7 thoughts on “Jane McCredie: Abortion fact and fiction

  1. John says:

    I wouldn’t be too worried about abortion causing depression. The main problem with abortion is that it causes the death of thousands of Australians per year, the children in utero. If you want to be objective and scientific about it, why don’t you mention that fact? Why do we hold on to the ridiculous notion that if you are still in utero at 6 months (or whatever age) you somehow don’t count but if you are lucky enough to be born premature you are suddenly a “person”. Do you have any “serious concerns” about the methodology of that thinking? (or is bias OK if it agrees with your side of the argument?).

  2. Elliot says:

    Seems to me that the British Journal of Psychiatry should take some responsibility for publishing material which is so questionable. If that is the standard of their peer revewers it must be a lowly ranked journal.

  3. makadabr says:

    Dear John, the abortion debate revolving around when a foetus should be granted ethical rights and considered a person has been going on for years and will probably never be adequately resolved. Why try to bring this clearly contentious point into an argument about the soundness and validity of research? Yes, I have serious concerns about the methodology of your thinking.

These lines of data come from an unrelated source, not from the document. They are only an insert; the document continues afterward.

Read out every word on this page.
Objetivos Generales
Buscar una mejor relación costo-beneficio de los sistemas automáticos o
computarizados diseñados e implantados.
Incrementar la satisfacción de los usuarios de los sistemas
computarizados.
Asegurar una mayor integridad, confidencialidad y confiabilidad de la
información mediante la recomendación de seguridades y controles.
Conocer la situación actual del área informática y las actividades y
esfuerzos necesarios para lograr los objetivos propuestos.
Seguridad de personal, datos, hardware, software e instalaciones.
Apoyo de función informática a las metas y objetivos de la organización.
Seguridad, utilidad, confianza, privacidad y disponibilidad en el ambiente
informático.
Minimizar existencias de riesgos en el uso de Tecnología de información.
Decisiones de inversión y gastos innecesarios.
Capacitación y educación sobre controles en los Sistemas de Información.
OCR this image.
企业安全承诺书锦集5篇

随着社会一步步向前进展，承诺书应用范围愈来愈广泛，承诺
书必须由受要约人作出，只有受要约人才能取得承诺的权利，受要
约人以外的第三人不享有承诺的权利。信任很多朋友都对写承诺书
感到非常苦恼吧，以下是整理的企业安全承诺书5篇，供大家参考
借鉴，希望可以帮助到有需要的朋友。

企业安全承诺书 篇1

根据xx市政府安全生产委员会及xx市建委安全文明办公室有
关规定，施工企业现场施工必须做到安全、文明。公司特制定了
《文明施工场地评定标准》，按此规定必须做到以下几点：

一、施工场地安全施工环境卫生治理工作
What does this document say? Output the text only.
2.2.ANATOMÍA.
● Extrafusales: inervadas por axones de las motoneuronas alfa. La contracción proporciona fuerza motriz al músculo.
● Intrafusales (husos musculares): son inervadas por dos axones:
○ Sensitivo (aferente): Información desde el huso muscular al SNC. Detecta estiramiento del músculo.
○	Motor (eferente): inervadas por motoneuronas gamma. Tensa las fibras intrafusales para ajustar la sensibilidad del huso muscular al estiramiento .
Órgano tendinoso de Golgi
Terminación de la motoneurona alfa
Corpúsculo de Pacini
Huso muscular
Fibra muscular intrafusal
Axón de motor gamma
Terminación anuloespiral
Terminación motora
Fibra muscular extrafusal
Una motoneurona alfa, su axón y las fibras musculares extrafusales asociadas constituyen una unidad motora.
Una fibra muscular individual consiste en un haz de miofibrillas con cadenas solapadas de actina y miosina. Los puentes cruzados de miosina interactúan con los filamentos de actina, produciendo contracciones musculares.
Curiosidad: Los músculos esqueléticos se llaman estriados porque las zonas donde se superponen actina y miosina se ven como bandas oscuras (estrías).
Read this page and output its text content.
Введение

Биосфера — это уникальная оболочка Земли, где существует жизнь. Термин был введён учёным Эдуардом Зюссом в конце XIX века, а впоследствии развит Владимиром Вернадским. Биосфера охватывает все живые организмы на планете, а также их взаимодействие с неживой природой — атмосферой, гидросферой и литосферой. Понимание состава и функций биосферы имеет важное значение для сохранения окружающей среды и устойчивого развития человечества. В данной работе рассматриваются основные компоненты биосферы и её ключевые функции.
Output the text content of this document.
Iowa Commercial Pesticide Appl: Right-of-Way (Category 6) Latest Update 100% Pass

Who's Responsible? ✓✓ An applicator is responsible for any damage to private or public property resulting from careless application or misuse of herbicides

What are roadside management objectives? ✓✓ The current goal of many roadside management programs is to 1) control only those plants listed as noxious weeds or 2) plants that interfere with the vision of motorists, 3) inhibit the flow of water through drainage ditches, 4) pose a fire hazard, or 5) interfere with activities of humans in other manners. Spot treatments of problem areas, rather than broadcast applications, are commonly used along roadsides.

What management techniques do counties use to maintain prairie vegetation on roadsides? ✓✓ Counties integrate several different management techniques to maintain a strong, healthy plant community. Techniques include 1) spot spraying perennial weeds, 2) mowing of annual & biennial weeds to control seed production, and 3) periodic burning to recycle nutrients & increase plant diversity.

I’m not saying you are necessarily wrong, but you need to be able to acknowledge that I may be right.

  4. Been there says:

    As a healthy, educated woman in my early 40’s who had completed her family and found herself unexpectedly pregnant the decision to terminate was made in a considered and logical way, I still think it was the right decision, however I was unprepared for the grief, guilt and sadness that followed the termination. At the 12 month anniversary I was re visited by these emotions and having spoken to other women through a support line who had experienced this I believe it is more common that we think. Women hide these terminations and do not talk about them, our supports are cut off and its no wonder we suffer mental ilness as a result. Still sad every anniversary and its been 10 years now.

  5. James Currie says:

    @Been there
    I understand your grief. It’s inevitable after such a major decision.
    Unfortunately I have seen the consequences of backstreet abortion of an unwanted pregnancy.
    To watch a young woman die of gas gangrene in her uterus is not a pleasant experience

  6. Sue Ieraci says:

    In nearly every decision, we weigh risks and benefits. Yes, there is an emotional cost from having to make a decision to end a pregnancy, but what about the cost of unwanted pregnancy? What about the emotional and physical impact of enduring an unplanned pregnancy and raising a larger family? Despite unquestioned love for the resulting child, one cannot ignore the impact of parenthood.

  7. drphil says:

    This item highlights the impossibility of applying scientific method to the human psyche. A degree of pragmatism must come into evey woman’s (or man’s for that matter) life choices. There’s no 100% correct path, in this or many other life decisions. There will be psychic trauma whichever decision is made with an unplanned pregnancy. I have over 30 years experience in helping women with reproductive choices.